Received: 18 Feb 2020 | Received in revised form: 09 Aug 2020
Accepted: 21 Aug 2020 | Available online: 12 Nov 2020Ersin ÇİNTESUN a , Feyza Nur İNCESU ÇİNTESUN b , Huriye EZVECİ a , Fikret AKYÜREK c , Denizhan BAYRAMOĞLU a , Çetin ÇELİK a
aDepartment of Obstetrics and Gynecology, Selçuk University Faculty of Medicine, Konya, TURKEY
bClinic of Obstetrics and Gynecology, Konya Research and Training Hospital, Konya, TURKEY
cDepartment of Biyochemistry, Selçuk University Faculty of Medicine, Konya, TURKEY
J Clin Obstet Gynecol. 2020;30(3):100-5
DOI: 10.5336/jcog.2020-74393
Article Language: EN
Copyright Ⓒ 2024 by Türkiye Klinikleri. This is an open access article under the CC BY-NC-ND license (
http://creativecommons.org/licenses/by-nc-nd/4.0/)
ABSTRACT
Objective: We aimed to investigate the relationship between inflammatory markers used for allergic diseases and preeclampsia. Material and Methods: This retrospective case-control study included 162 patients comprising 81 patients in the control group and 81 patients in the preeclampsia group. The preeclampsia group was constituted by 40 patients with mild preeclampsia and 41 with severe preeclampsia. The basophil, eosinophil, eosinophil-basophil ratio (EBR), eosinophil-lymphocyte ratio (ELR), and basophil-lymphocyte ratio (BLR) values used in this study were taken into account before the initiation of any medical or surgical procedure. Results: EBR was significantly lower in the preeclampsia group than in the control group (p=0.033). Basophil (p=0.049) and BLR (p=0.029) values were significantly higher in the preeclampsia group than in the control group.
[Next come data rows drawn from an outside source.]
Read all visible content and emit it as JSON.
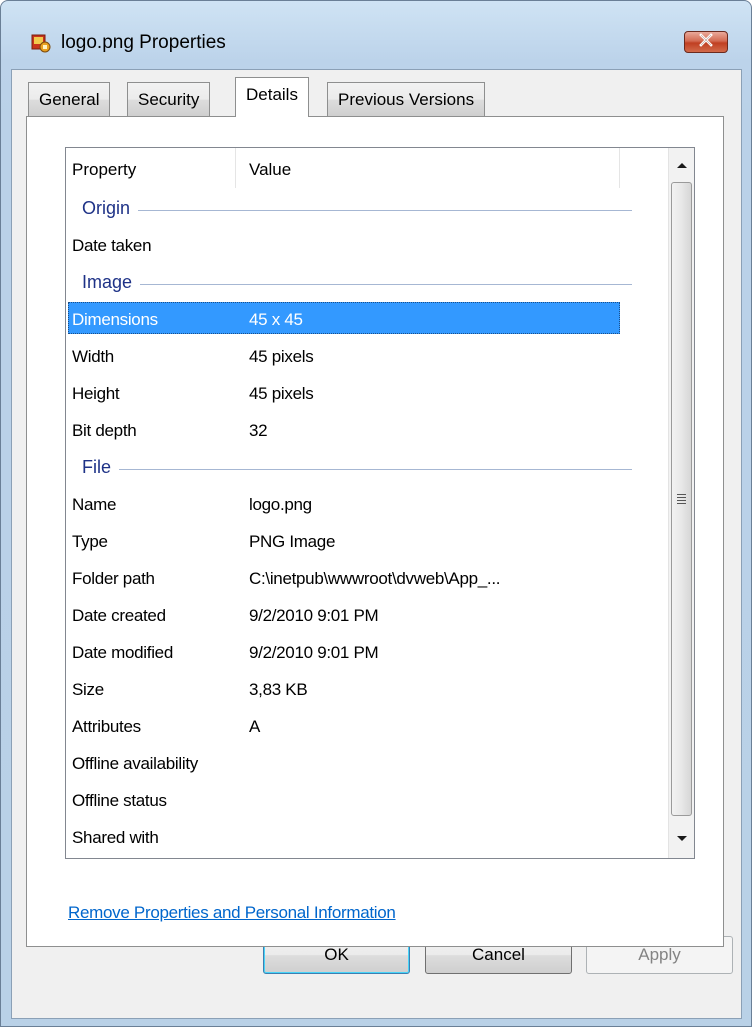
{
  "window": {
    "title": "logo.png Properties"
  },
  "tabs": [
    {
      "label": "General"
    },
    {
      "label": "Security"
    },
    {
      "label": "Details"
    },
    {
      "label": "Previous Versions"
    }
  ],
  "list": {
    "headers": {
      "property": "Property",
      "value": "Value"
    },
    "groups": {
      "origin": {
        "title": "Origin",
        "rows": [
          {
            "property": "Date taken",
            "value": ""
          }
        ]
      },
      "image": {
        "title": "Image",
        "rows": [
          {
            "property": "Dimensions",
            "value": "45 x 45",
            "selected": true
          },
          {
            "property": "Width",
            "value": "45 pixels"
          },
          {
            "property": "Height",
            "value": "45 pixels"
          },
          {
            "property": "Bit depth",
            "value": "32"
          }
        ]
      },
      "file": {
        "title": "File",
        "rows": [
          {
            "property": "Name",
            "value": "logo.png"
          },
          {
            "property": "Type",
            "value": "PNG Image"
          },
          {
            "property": "Folder path",
            "value": "C:\\inetpub\\wwwroot\\dvweb\\App_..."
          },
          {
            "property": "Date created",
            "value": "9/2/2010 9:01 PM"
          },
          {
            "property": "Date modified",
            "value": "9/2/2010 9:01 PM"
          },
          {
            "property": "Size",
            "value": "3,83 KB"
          },
          {
            "property": "Attributes",
            "value": "A"
          },
          {
            "property": "Offline availability",
            "value": ""
          },
          {
            "property": "Offline status",
            "value": ""
          },
          {
            "property": "Shared with",
            "value": ""
          }
        ]
      }
    }
  },
  "links": {
    "remove_properties": "Remove Properties and Personal Information"
  },
  "buttons": {
    "ok": "OK",
    "cancel": "Cancel",
    "apply": "Apply"
  },
  "colors": {
    "selection": "#3399ff",
    "group_title": "#1e3287",
    "link": "#0066cc",
    "close_button": "#c03f22"
  },
  "icons": {
    "app": "image-file-icon",
    "close": "close-icon",
    "scroll_up": "scroll-up-arrow-icon",
    "scroll_down": "scroll-down-arrow-icon"
  }
}
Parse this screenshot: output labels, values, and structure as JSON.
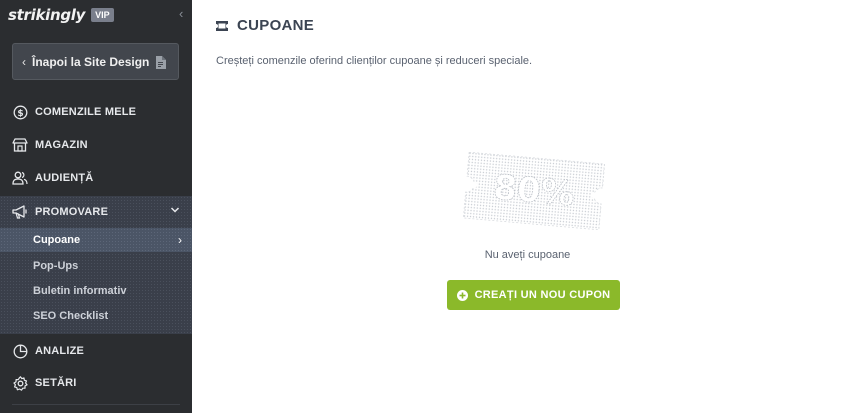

When the control group and preeclampsia subgroups were compared, ELR and EBR had significantly different between three groups ((p=0.039 and p=0.010 respectively) but in binary comparison no difference was found. As preeclampsia severity increased, EBR decreased, and ELR increased gradually. To predict preeclampsia, the receiver operating characteristic curve (ROC) analysis was used. The ROC analysis results of EBR was found as sensitivity 51.90%, and specificity 69.1% (AUC: 0.597, 95% CI: 0.51-0.68), and BLR was found as sensitivity 62.85%, and specificity 59.78% (AUC: 0.600, 95% CI: 0.51-0.69). Conclusion: Allergy-related mechanisms may also play a role in the pathogenesis of preeclampsia. Allergic markers may be considered in the diagnosis and research of preeclampsia.